Other Countries

England & Scotland

DSF filmed extensively throughout England and Scotland for its feature documentary, "Mad Cowboy", beginning at Hastings, where host, Howard Lyman's ancestors arrived over nine hundred years ago to engage in a grim battle wielding sword and spear. Today's battles, says Howard, are waged with a fork.

In tracking the terrible disease commonly referred to as Mad Cow Disease, DSF interviewed farmers throughout the British countryside as they described the horrors associated with massive disease outbreaks among their herds.

Most poignant of all were the many parents who spoke to us on camera of the deaths of their children from New Variant CJD, or Creutzfeldt-Jakob Disease, Mad Cow Disease's human form. Great Britain is where the first cases of this fatal illness were first documented, after years of denial by the British government.

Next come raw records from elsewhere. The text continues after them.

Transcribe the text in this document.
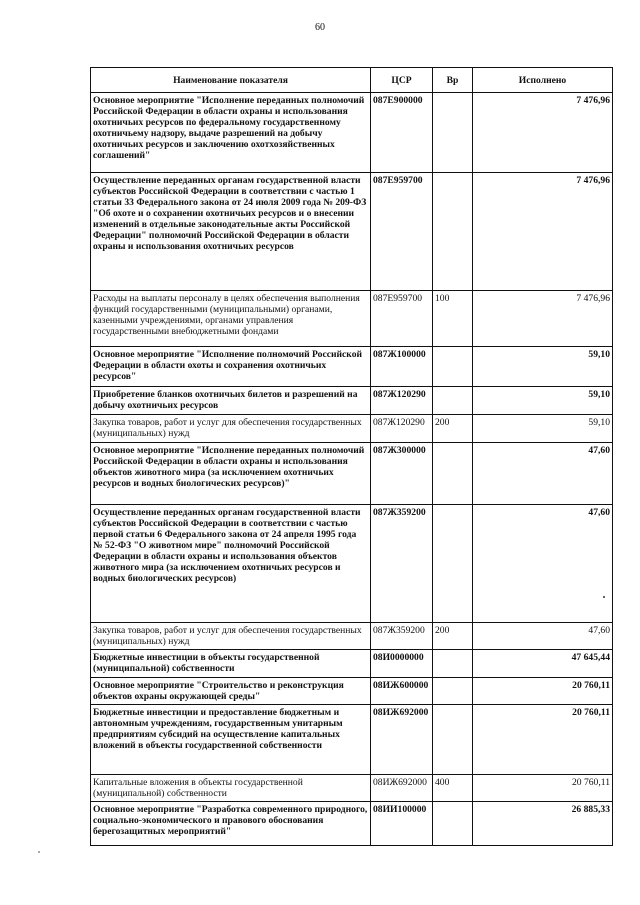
60
Наименование показателя	ЦСР	Вр	Исполнено
Основное мероприятие "Исполнение переданных полномочий Российской Федерации в области охраны и использования охотничьих ресурсов по федеральному государственному охотничьему надзору, выдаче разрешений на добычу охотничьих ресурсов и заключению охотхозяйственных соглашений"	087Е900000		7 476,96
Осуществление переданных органам государственной власти субъектов Российской Федерации в соответствии с частью 1 статьи 33 Федерального закона от 24 июля 2009 года № 209-ФЗ "Об охоте и о сохранении охотничьих ресурсов и о внесении изменений в отдельные законодательные акты Российской Федерации" полномочий Российской Федерации в области охраны и использования охотничьих ресурсов	087Е959700		7 476,96
Расходы на выплаты персоналу в целях обеспечения выполнения функций государственными (муниципальными) органами, казенными учреждениями, органами управления государственными внебюджетными фондами	087Е959700	100	7 476,96
Основное мероприятие "Исполнение полномочий Российской Федерации в области охоты и сохранения охотничьих ресурсов"	087Ж100000		59,10
Приобретение бланков охотничьих билетов и разрешений на добычу охотничьих ресурсов	087Ж120290		59,10
Закупка товаров, работ и услуг для обеспечения государственных (муниципальных) нужд	087Ж120290	200	59,10
Основное мероприятие "Исполнение переданных полномочий Российской Федерации в области охраны и использования объектов животного мира (за исключением охотничьих ресурсов и водных биологических ресурсов)"	087Ж300000		47,60
Осуществление переданных органам государственной власти субъектов Российской Федерации в соответствии с частью первой статьи 6 Федерального закона от 24 апреля 1995 года № 52-ФЗ "О животном мире" полномочий Российской Федерации в области охраны и использования объектов животного мира (за исключением охотничьих ресурсов и водных биологических ресурсов)	087Ж359200		47,60
Закупка товаров, работ и услуг для обеспечения государственных (муниципальных) нужд	087Ж359200	200	47,60
Бюджетные инвестиции в объекты государственной (муниципальной) собственности	08И0000000		47 645,44
Основное мероприятие "Строительство и реконструкция объектов охраны окружающей среды"	08ИЖ600000		20 760,11
Бюджетные инвестиции и предоставление бюджетным и автономным учреждениям, государственным унитарным предприятиям субсидий на осуществление капитальных вложений в объекты государственной собственности	08ИЖ692000		20 760,11
Капитальные вложения в объекты государственной (муниципальной) собственности	08ИЖ692000	400	20 760,11
Основное мероприятие "Разработка современного природного, социально-экономического и правового обоснования берегозащитных мероприятий"	08ИИ100000		26 885,33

In Edinburgh, we went to the national center of research where scientists are continuing to track the disease and study its elusive incubation period. The youngest person as yet to contact the disease did so at the age of twelve and was dead two years later.

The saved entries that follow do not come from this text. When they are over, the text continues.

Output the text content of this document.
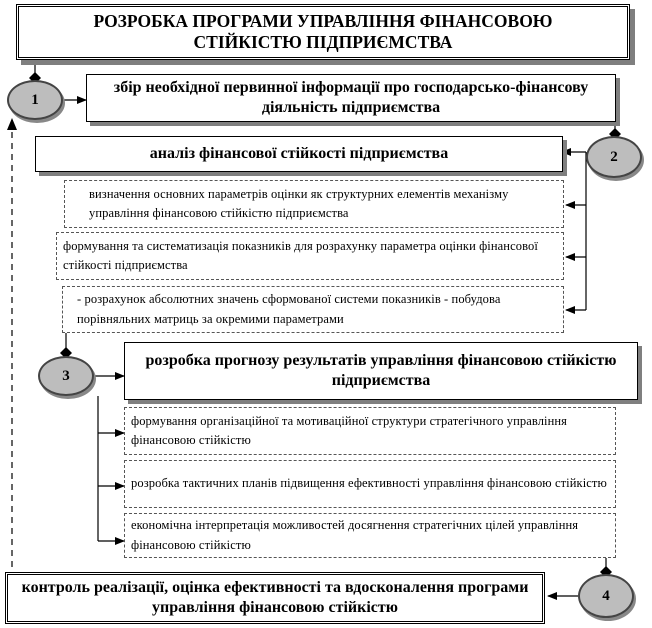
РОЗРОБКА ПРОГРАМИ УПРАВЛІННЯ ФІНАНСОВОЮ СТІЙКІСТЮ ПІДПРИЄМСТВА
1
збір необхідної первинної інформації про господарсько-фінансову діяльність підприємства
2
аналіз фінансової стійкості підприємства
визначення основних параметрів оцінки як структурних елементів механізму управління фінансовою стійкістю підприємства
формування та систематизація показників для розрахунку параметра оцінки фінансової стійкості підприємства
- розрахунок абсолютних значень сформованої системи показників - побудова порівняльних матриць за окремими параметрами
3
розробка прогнозу результатів управління фінансовою стійкістю підприємства
формування організаційної та мотиваційної структури стратегічного управління фінансовою стійкістю
розробка тактичних планів підвищення ефективності управління фінансовою стійкістю
економічна інтерпретація можливостей досягнення стратегічних цілей управління фінансовою стійкістю
4
контроль реалізації, оцінка ефективності та вдосконалення програми управління фінансовою стійкістю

Crossing the animal-to-human barrier, such transmissible diseases force humanity to reassess its culinary priorities and agricultural practices. To underscore the reality of modern day factory farming, versus organic, holistic small-scale family farming, the DSF film team visited the town of Dunbar Scotland, birthplace of John Muir. Muir's early years were imprinted with the pastoralist sensibility of this gorgeous countryside overlooking the sea, near important seabird colonies and steeped in the century's old traditions of country farming. Today, that legacy has been replaced by systems no longer in harmony with nature. Confronted with the prospect of continued abuse and cruelty towards farm animals globally, philosopher and Professor Tom Regan, Ph.D., speaks eloquently of the power and promise of activism that seeks to effect important, positive change for the world. Regan says at the end of the film, "How do you get up in the morning in the face of the news that you're readings that things are getting worse? And here I think is where we can turn to history for encouragement and instruction. If we look at how Native American people were once feared and treated by the conquistadores, when they were not even viewed as human beings: it's unthinkable today. And when we look at slavery in America, when you could buy and sell and beat with impunity people of African descent: unthinkable today. When women couldn't divorce or own property or get an education or vote: unthinkable today. What history teaches us is that a few good people who are determined and who are persistent, who don't give up, can change the world. So what we have to believe as activists is that we're not going to do this tomorrow. The wall of oppression has to be taken apart a brick at a time. When we get a critical mass of people, change will occur. That's how I go to sleep at night, that's how I get up the next morning, that's my faith."